California Resources, Aera Energy to combine, scaling E&P business and carbon management platform

Feb. 7, 2024
California Resources Corp. (CRC) and Aera Energy LLC have agreed to combine in an all-stock transaction that values Aera at about $2.1 billion, inclusive of Aera’s net debt and certain other obligations.

California Resources Corp. (CRC) and Aera Energy LLC have agreed to combine in an all-stock transaction that values Aera at about $2.1 billion, inclusive of Aera’s net debt and certain other obligations.

In a release Feb. 7, CRC said the complimentary assets will scale the exploration and production business and expand the carbon management platform.

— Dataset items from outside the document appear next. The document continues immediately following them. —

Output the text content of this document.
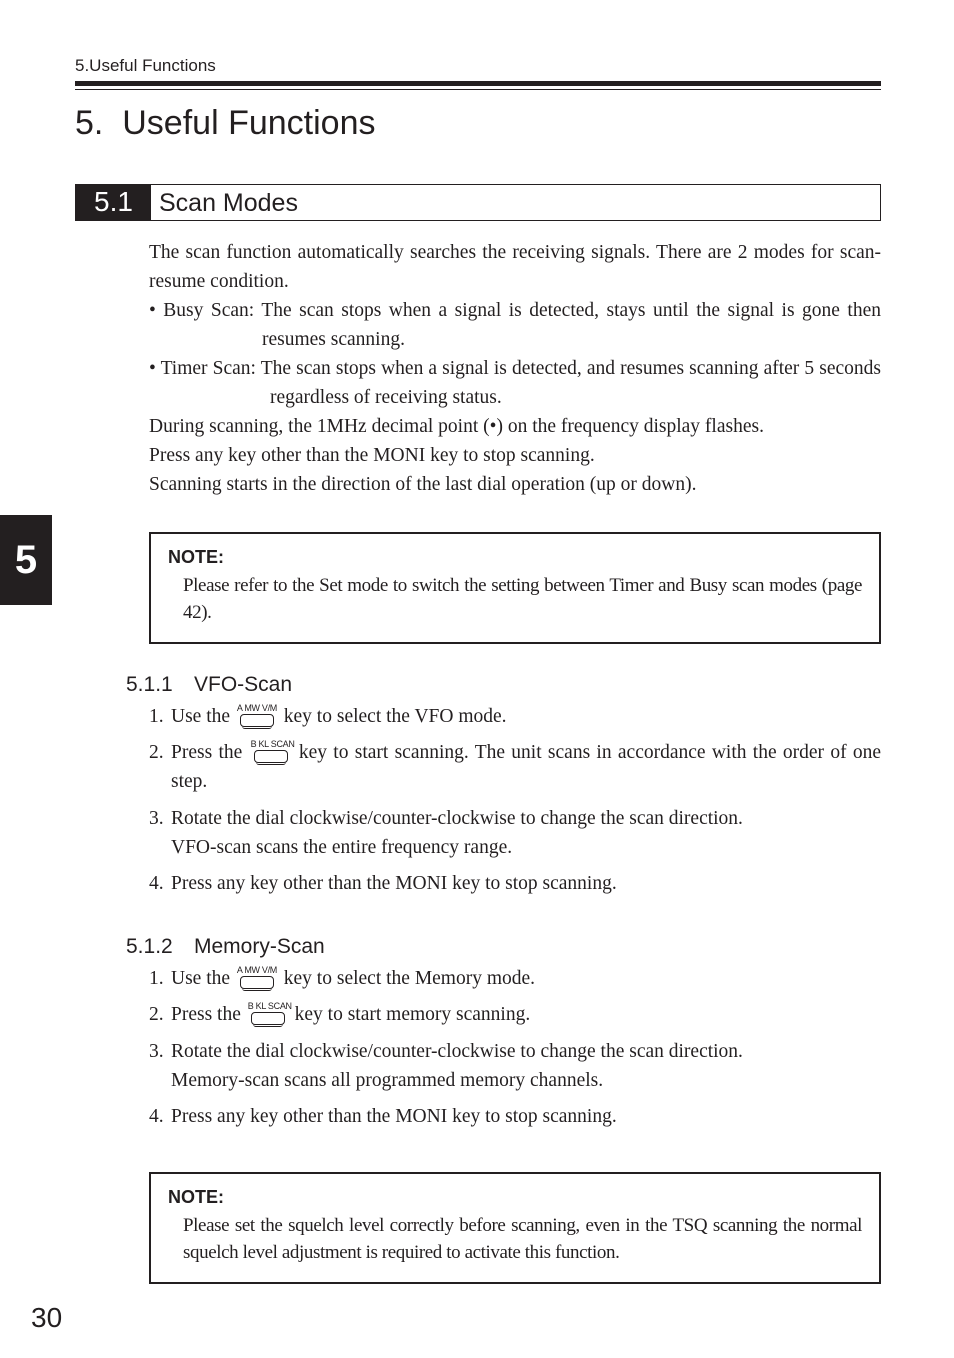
5.Useful Functions
5.  Useful Functions
5.1	Scan Modes

The scan function automatically searches the receiving signals. There are 2 modes for scan-resume condition.

• Busy Scan: The scan stops when a signal is detected, stays until the signal is gone then resumes scanning.
• Timer Scan: The scan stops when a signal is detected, and resumes scanning after 5 seconds regardless of receiving status.

During scanning, the 1MHz decimal point (•) on the frequency display flashes.

Press any key other than the MONI key to stop scanning.

Scanning starts in the direction of the last dial operation (up or down).

5	NOTE:
Please refer to the Set mode to switch the setting between Timer and Busy scan modes (page 42).
5.1.1 VFO-Scan
1. Use the A MW V/M key to select the VFO mode.
2. Press the B KL SCAN key to start scanning. The unit scans in accordance with the order of one step.
3. Rotate the dial clockwise/counter-clockwise to change the scan direction.
VFO-scan scans the entire frequency range.
4. Press any key other than the MONI key to stop scanning.
5.1.2 Memory-Scan
1. Use the A MW V/M key to select the Memory mode.
2. Press the B KL SCAN key to start memory scanning.
3. Rotate the dial clockwise/counter-clockwise to change the scan direction.
Memory-scan scans all programmed memory channels.
4. Press any key other than the MONI key to stop scanning.
NOTE:
Please set the squelch level correctly before scanning, even in the TSQ scanning the normal squelch level adjustment is required to activate this function.
30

“This strategic transaction will create scale in our operations, generate significant free cash flow, accelerate cash returns to shareholders and expand our energy transition platform,” said Francisco Leon, CRC’s president and chief executive officer. “We remain committed to reducing emissions and this combination will advance our goal to permanently sequester 5 million metric tons per year of CO2 in our underground storage vaults.

Aera had average third-quarter 2023 production of about 76,000 boe/d (95% oil) and estimated proved reserves of about 262 MMboe at year-end 2022.

On a pro forma 2024 (estimated) basis, CRC expects production of 145,000-150,000 boe/d (76% oil) with proved reserves of about 680 MMboe (90% proved developed). The combined company will own interests in five of the largest oil fields in California with opportunities to increase oil recovery, the companies said.

CRC plans to run a one rig program in this year’s first half and will focus on workover and maintenance activity. Assuming resumption of a normalized level of new well permit approvals in second-half 2024, CRC plans to run 4-5 operated rigs on a combined basis at that time. As CRC waits for the Kern County Environmental Impact Report litigation ruling expected in second-quarter 2024, management continues to seek previously started Conditional Use Permits for its core fields.

Identified synergies are expected to total $150 million annually and be realized within 15 months of closing.

Energy transition platform

Combination of the companies is expected to expand CRC’s carbon management business through the addition of surface acreage and rights, and new CO2 pore space to enable future carbon capture and sequestration (CCS) development. Through the deal, CRC will receive interests in about 220,000 net mineral acres with nearly 80% of the acreage within field boundaries held in mineral fee and 100,000 fee surface acres. Pro forma, CRC will have more than 1.9 million net mineral acres. CRC will also obtain 1 pending Environmental Protection Agency (EPA) Class VI permit application for 27 million tonnes of storage capacity in Belridge field. CRC also expects to submit an additional Class VI permit for about 27 million tonnes of storage at Coles Levee field. Finally, CRC sees potential to nearly double its injection rate capacity near CTV I, creating a decarbonization hub for CO2 storage.

Additional energy transition initiatives include the combination of Carbon TerraVault platform and Aera’s Low Carbon Solutions that is expected to expand technology development in Direct Air Capture (DAC), geothermal, solar, and water treatment.


At closing, expected in second-half 2024 subject to customary closing conditions, regulatory approvals, and CRC shareholder approval, Aera's owners will receive 21.2 million shares of CRC’s common stock, equal to about 22.9% of CRC’s fully diluted shares.

Aera is owned by entities managed by IKAV (51%), an international asset management group, and Canada Pension Plan Investment Board (CPP Investments) (49%) (OGJ Online, Sept. 1, 2022). Post closing, IKAV-managed entities and CPP Investments will collectively hold 22.9% of CRC’s common stock.

The CRC management team will run the combined company which will be headquartered in Long Beach, Calif., and at closing IKAV and CPP Investments will each nominate one representative to the CRC board.

At current valuations, the pro forma business would have an enterprise value of about $5.6 billion, with CRC shareholders owning about 77.1% of the combined company.